Si un mécanisme de perte d'énergie était présent (dû à une émission d'axions par exemple), le point de départ de la fusion du coeur d'hélium serait retardé, d'après les chercheurs. Le coeur de l'étoile grossirait d'avantage et l'étoile atteindrait finalement une luminosité plus forte à son maximum lors du flash de l'hélium. Les astrophysiciens peuvent ainsi relier directement la valeur de la luminosité maximale des géantes rouges à la valeur du couplage des axions avec les électrons gae

Le deuxième indicateur que les astrophysiciens italiens mettent sur la table est ce qu'on appelle le paramètre R. Après l'ignition de l'hélium, le coeur de la géante rouge s'étend et voit sa densité décroitre d'un facteur de l'ordre de 100, la fusion de l'hélium se poursuivant. Le paramètre R est un ratio, c'est le rapport du nombre d'étoiles sur la branche horizontale sur le nombre d'étoiles encore de type géante rouge au sein des amas globulaires. Ce ratio mesure directement la durée de la phase de combustion de l'hélium sur la branche horizontale. Cette durée est sensible à un refroidissement qui serait induit par une émission d'axions par couplage avec les électrons, de manière directe et indirecte. 
Si le coeur d'hélium se refroidit, l'étoile s'autorégule en se contractant légèrement et la température du coeur augmente, se faisant le taux de combustion de l'hélium augmente à son tour, ce qui finalement réduit la durée de cette phase dans la vie de l'étoile, avant qu'elle ne devienne une naine blanche. 
L'impact indirect sur la durée de combustion de l'hélium et lié au grossissement du coeur d'hélium dont on a parlé précédemment avec le premier indicateur astrophysique. Si une étoile de la branche horizontale hérite d'un coeur d'hélium plus gros que ce qu'on pense à cause d'un refroidissement induit par une perte d'énergie par une émission d'axions, le taux de combustion de l'hélium doit être plus élevé pour contrebalancer la force de gravité plus élevée, ce qui finalement réduira la durée de cette phase de combustion de l'hélium sur la branche horizontale. 
Luca Di Luzio et ses collaborateurs parviennent ainsi à définir là encore une relation assez simple entre le paramètre R et cette fois les deux constantes de couplage des axions gae et ga𝛾.

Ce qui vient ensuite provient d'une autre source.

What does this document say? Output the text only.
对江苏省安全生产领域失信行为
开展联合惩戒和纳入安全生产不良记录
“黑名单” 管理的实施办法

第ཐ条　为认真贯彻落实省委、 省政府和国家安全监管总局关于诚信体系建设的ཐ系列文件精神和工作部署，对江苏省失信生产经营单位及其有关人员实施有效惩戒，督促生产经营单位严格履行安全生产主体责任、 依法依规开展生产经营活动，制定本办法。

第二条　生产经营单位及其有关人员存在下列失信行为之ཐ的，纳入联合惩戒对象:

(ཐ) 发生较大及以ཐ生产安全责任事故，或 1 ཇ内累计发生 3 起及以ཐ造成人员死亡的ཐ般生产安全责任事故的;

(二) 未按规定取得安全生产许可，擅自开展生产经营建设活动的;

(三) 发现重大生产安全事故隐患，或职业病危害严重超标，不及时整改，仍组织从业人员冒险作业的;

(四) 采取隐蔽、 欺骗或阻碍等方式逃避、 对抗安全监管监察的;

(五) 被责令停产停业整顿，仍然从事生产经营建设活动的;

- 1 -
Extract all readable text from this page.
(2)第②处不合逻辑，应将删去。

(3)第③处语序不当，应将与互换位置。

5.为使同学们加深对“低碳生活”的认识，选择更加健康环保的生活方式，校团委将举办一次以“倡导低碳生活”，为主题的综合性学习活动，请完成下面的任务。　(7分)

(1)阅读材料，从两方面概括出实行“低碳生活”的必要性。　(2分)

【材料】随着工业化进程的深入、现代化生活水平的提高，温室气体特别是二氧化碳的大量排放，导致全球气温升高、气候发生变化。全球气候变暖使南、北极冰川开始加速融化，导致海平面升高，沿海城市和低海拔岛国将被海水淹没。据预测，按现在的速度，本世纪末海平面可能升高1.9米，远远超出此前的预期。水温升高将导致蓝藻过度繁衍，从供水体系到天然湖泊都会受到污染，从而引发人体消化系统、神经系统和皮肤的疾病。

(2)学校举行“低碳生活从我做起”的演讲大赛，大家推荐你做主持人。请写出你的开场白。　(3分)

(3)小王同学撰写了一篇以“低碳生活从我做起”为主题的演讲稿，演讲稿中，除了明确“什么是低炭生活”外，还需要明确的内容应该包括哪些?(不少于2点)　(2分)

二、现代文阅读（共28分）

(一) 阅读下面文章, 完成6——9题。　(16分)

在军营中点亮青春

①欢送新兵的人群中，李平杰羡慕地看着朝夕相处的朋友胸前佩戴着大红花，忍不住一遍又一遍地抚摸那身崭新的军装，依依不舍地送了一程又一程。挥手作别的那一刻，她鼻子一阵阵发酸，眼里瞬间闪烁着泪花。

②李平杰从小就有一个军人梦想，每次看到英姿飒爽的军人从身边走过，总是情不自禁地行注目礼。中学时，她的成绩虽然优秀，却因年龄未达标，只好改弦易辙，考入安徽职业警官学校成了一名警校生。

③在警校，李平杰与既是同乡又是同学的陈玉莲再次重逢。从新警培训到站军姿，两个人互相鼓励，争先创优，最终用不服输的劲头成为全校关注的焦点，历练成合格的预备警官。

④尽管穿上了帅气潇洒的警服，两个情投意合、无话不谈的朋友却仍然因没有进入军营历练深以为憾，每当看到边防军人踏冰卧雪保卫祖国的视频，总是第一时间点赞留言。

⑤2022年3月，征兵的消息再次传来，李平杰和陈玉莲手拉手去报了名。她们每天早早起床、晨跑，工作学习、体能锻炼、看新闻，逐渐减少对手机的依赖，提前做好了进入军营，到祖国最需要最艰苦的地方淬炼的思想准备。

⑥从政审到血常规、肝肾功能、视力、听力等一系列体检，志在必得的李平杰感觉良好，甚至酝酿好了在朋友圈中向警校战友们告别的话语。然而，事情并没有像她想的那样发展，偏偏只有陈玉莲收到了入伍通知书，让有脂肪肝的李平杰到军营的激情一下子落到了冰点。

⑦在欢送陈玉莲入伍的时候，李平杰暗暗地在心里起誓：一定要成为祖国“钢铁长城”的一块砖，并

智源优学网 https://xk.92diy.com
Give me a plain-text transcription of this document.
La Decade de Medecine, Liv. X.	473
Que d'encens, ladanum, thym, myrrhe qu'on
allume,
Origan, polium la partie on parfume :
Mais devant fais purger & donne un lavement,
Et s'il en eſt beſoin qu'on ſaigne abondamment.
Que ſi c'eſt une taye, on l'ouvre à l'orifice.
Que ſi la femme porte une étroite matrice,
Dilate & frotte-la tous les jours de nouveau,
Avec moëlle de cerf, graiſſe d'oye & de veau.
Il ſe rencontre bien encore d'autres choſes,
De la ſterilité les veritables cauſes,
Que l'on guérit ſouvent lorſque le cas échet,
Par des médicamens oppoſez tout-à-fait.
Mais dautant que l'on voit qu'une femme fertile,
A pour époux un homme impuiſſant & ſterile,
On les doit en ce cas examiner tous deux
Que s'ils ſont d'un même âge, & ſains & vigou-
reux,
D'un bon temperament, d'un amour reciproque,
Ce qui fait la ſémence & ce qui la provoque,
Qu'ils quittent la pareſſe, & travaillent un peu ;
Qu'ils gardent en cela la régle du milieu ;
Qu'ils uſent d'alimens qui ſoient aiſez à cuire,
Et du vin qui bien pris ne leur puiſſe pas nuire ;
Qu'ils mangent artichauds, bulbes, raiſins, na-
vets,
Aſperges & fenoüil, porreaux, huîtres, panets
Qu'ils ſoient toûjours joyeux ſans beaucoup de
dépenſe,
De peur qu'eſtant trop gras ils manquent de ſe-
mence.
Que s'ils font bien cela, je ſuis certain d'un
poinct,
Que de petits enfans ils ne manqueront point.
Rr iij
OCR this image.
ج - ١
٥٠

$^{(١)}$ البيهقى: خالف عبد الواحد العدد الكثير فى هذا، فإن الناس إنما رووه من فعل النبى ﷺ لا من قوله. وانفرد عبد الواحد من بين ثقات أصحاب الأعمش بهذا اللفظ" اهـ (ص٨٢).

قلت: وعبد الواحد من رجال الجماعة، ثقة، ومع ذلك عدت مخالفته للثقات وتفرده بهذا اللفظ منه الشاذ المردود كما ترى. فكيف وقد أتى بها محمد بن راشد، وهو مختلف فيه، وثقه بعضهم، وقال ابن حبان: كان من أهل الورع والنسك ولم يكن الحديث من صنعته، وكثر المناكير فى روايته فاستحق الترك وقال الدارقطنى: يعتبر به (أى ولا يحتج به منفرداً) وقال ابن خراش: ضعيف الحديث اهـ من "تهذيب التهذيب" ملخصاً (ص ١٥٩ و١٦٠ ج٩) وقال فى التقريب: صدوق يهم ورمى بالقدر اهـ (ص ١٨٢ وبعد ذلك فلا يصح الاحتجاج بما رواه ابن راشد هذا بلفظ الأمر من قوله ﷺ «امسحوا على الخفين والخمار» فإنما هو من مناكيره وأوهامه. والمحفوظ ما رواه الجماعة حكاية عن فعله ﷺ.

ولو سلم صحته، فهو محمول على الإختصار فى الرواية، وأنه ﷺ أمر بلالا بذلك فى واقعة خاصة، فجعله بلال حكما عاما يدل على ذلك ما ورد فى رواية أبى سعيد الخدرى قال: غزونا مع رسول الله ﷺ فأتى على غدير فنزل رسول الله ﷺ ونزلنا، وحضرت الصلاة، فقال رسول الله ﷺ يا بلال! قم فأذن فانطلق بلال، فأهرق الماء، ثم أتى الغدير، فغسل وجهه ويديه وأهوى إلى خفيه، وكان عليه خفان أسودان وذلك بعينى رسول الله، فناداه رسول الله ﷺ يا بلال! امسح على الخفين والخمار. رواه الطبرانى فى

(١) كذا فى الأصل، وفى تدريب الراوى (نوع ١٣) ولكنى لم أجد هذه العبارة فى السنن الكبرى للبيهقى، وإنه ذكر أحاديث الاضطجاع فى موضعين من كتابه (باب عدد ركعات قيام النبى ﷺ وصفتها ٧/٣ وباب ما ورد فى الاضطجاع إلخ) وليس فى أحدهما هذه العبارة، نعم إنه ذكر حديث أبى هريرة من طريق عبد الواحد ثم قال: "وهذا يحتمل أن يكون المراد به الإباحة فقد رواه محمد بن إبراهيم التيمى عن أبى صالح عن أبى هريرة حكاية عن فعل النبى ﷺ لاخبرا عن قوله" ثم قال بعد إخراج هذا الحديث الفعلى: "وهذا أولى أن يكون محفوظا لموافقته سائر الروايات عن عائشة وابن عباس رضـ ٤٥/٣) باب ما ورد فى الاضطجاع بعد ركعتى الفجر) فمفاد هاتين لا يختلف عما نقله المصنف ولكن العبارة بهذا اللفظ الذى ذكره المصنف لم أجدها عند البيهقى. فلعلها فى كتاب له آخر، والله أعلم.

C'est ainsi armés de deux indicateurs robustes liés aux étoiles géantes rouges et aux étoiles en cours de fusion de l'hélium qu'ils peuvent estimer si les observations d'étoiles sont cohérentes avec les valeurs des constantes de couplages de l'axion déduites des données de XENON1T. Et vous l'avez compris, ça ne colle pas du tout. Les valeurs de MTRGB  et de R qui sont mesurées sur une grande population d'étoiles d'amas globulaires du Grand Nuage de Magellan valent respectivement −4,047 ±0,045 et 1,39 ± 0,03. Et en appliquant les relations impliquant les constantes de couplage de XENON1T, ces valeurs vaudraient au maximum -4,92 pour la première et 0,83 pour la seconde. Pour ces deux résultats, la "tension" qui reflète l'écart entre observations et calculs a une signifiance statistique de plus de 19 sigmas...  
L'hypothèse avancée (certes avec des pincettes) en juin dans le préprint de la collaboration XENON1T - que j'espère quand même bien vous présenter un jour - se retrouve donc mort-née avant même d'avoir fini d'être étudiée par des referees... Mais l'histoire ne serait pas complète si je ne vous racontais pas que dans ce même numéro de Physical Review Letters se trouvent deux articles d'équipes différentes qui se penchent elles-aussi sur les résultats du preprint de XENON1T, mais pour dire qu'ils auraient pu minimiser l'amplitude de l'effet dit Primakoff inverse, où les axions produisent des photons lorsqu'ils diffusent sur les noyaux atomiques de xénon. Un tel effet aurait pour impact selon ces deux articles de réduire mécaniquement la valeur du couplage gae et donc les contraintes astrophysiques associées. Toute la belle étude de Luca Di Luzio et ses collaborateurs tombe-t-elle alors à l'eau à son tour, remettant en selle l'hypothèse axions ? 
L'éditeur (ou le referee de l'article de Di Luzio et al.) a semble-t-il prévenu les auteurs de l'existence de ces deux articles en cours de publication simultanément et les chercheurs italiens ont eu le temps de refaire quelques uns de leurs calculs et d'ajouter une petite note de bas de page à la fin de leur article, chose assez rare. Vous devinez ? Avec des nouvelles valeurs de couplage, les résultats sont toujours incompatibles, mais "seulement" avec une signifiance statistique de 8 sigmas pour le paramètre R (c'est déjà énorme). 


Source

Solar Axions Cannot Explain the XENON1T Excess
Luca Di Luzio, Marco Fedele, Maurizio Giannotti, Federico Mescia, and Enrico Nardi
Phys. Rev. Lett. 125 (24 September 2020)


Illustration

1) Illustration de l'évolution d'une étoile géante rouge (Thomas Kallinger, Université de Colombie Britannique, Université de Vienne)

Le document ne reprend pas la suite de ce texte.